In this context, a study done by the think tank Policy Research Institute (PRI) has pointed out that the country's non-RMG export sector lost approximately $4.2 billion to $8.4 billion in the period between fiscal year 2012-13 and 2016-2017 for want of required facilities, particularly special bonded warehousing. The reason underlying the importance of bond facility for prospective non-RMG products need not be overemphasised. Besides the ease in importing various materials and accessories for manufacturing finished products for export, bonded warehousing offers great advantage to exporting firms in handling export operations with much lower financial involvement. The spectacular success of Bangladesh's garment sector for well over three decades has proved bonded warehousing as an unquestionable facilitator in exporting. This is more so because in a credit-scarce trade regime like in Bangladesh, the benefits from bonded warehousing can make up for significant fund requirement by allowing lower investment due to tax-free import of materials under bond.
This message appears to have been well received by the concerned government agency, the National Board of Revenue (NBR). The NBR Chairman has recently been quoted in the media as saying that his organisation is reviewing the existing bonded warehouse facility as part of its move to extend the same to non-apparel exports. Leather and jute products are, reportedly, on the priority list as potential recipients of bonded warehouse facility. It is expected that NBR would consider the demand for bond facility for other potential export items as well, if necessary, through consultation with the representatives of respective sectors. Also, it would be critically important to ensure that the facilities are not abused as often alleged-not only by the media but by the NBR itself.

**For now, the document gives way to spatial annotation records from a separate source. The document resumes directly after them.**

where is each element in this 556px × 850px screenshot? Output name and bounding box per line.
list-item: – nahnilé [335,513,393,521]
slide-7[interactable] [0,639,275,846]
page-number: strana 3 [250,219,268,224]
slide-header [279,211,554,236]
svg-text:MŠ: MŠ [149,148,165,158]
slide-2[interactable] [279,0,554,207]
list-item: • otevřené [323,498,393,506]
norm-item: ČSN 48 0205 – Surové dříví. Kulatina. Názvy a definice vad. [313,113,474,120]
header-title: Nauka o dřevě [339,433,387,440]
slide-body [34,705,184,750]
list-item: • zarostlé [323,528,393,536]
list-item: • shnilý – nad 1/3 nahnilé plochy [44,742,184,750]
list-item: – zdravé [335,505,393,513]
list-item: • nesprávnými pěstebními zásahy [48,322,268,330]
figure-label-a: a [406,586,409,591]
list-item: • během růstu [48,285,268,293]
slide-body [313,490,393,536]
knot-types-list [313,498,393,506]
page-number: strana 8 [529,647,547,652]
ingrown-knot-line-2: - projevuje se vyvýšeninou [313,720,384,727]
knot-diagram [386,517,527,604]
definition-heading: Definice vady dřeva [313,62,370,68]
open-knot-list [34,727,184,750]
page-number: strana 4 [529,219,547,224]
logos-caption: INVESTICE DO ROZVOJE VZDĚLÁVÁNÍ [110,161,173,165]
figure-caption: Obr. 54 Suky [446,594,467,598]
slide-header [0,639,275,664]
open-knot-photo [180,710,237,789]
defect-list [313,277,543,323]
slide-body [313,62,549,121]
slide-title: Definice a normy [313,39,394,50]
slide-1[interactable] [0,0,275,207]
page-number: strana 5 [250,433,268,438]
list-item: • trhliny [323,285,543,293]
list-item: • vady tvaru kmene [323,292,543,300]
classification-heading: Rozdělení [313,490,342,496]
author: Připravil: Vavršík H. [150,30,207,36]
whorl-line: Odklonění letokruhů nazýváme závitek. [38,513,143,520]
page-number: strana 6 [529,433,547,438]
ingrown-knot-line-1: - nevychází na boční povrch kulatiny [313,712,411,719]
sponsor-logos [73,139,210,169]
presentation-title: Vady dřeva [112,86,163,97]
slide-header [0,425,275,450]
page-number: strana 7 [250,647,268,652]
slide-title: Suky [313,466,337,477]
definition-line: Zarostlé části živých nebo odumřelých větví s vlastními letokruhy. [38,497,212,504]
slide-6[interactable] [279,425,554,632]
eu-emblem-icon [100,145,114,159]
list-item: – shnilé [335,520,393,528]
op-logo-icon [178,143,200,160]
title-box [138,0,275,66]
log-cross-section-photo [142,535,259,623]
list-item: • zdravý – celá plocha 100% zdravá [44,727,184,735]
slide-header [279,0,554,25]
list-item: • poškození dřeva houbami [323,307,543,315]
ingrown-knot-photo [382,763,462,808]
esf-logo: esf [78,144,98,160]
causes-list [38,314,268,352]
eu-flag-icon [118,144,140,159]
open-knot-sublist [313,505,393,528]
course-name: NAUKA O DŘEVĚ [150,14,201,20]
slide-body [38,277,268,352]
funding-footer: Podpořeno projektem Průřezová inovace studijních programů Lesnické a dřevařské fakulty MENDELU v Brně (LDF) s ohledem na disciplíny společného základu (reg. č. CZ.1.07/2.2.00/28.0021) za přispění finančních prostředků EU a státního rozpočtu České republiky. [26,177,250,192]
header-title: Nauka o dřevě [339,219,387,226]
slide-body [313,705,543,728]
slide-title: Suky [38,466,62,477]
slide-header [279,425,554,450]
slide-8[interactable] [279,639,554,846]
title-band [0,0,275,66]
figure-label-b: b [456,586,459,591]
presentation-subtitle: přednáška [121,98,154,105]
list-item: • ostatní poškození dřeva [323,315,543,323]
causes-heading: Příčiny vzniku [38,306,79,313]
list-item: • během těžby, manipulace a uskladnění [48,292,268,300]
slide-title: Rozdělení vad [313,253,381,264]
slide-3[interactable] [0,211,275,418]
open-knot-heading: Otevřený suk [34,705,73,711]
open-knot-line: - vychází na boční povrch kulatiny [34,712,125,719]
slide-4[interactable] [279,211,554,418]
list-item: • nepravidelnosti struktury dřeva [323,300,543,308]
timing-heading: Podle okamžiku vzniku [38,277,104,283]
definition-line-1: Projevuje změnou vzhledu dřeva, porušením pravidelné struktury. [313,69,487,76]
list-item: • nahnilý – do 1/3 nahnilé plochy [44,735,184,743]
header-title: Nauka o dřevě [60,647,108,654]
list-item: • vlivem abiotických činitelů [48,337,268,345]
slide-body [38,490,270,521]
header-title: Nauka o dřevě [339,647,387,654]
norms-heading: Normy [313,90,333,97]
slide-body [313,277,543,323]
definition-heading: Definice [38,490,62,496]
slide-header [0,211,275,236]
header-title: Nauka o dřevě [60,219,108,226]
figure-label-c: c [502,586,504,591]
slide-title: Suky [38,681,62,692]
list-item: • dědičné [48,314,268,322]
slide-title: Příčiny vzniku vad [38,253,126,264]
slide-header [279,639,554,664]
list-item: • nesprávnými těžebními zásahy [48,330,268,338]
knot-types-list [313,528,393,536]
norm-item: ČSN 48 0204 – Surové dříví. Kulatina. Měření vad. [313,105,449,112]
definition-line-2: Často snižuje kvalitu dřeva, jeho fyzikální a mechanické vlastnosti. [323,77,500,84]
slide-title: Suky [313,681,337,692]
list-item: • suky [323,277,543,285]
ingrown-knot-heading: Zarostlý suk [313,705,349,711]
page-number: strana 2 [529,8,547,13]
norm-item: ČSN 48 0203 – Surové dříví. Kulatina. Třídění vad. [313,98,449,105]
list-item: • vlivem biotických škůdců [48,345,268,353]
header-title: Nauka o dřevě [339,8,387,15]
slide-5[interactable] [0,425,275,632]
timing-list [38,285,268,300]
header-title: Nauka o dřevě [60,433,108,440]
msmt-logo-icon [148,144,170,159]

However, it must not be missed that alongside bonded warehousing facility, there are other measures the government may consider for facilitating non-RMG exports. It is generally believed that for want of sufficient facilitations such as preshipment inspection, laboratory testing of products in conformity with the importing countries' standards, certification by designated government agencies as regards fulfillment of compliance needs etc are largely instrumental in not allowing export of a large variety of primary and manufactured products up to the desired level. The government should also examine bringing some of the prospective non-RMG products under fiscal and non-fiscal incentives.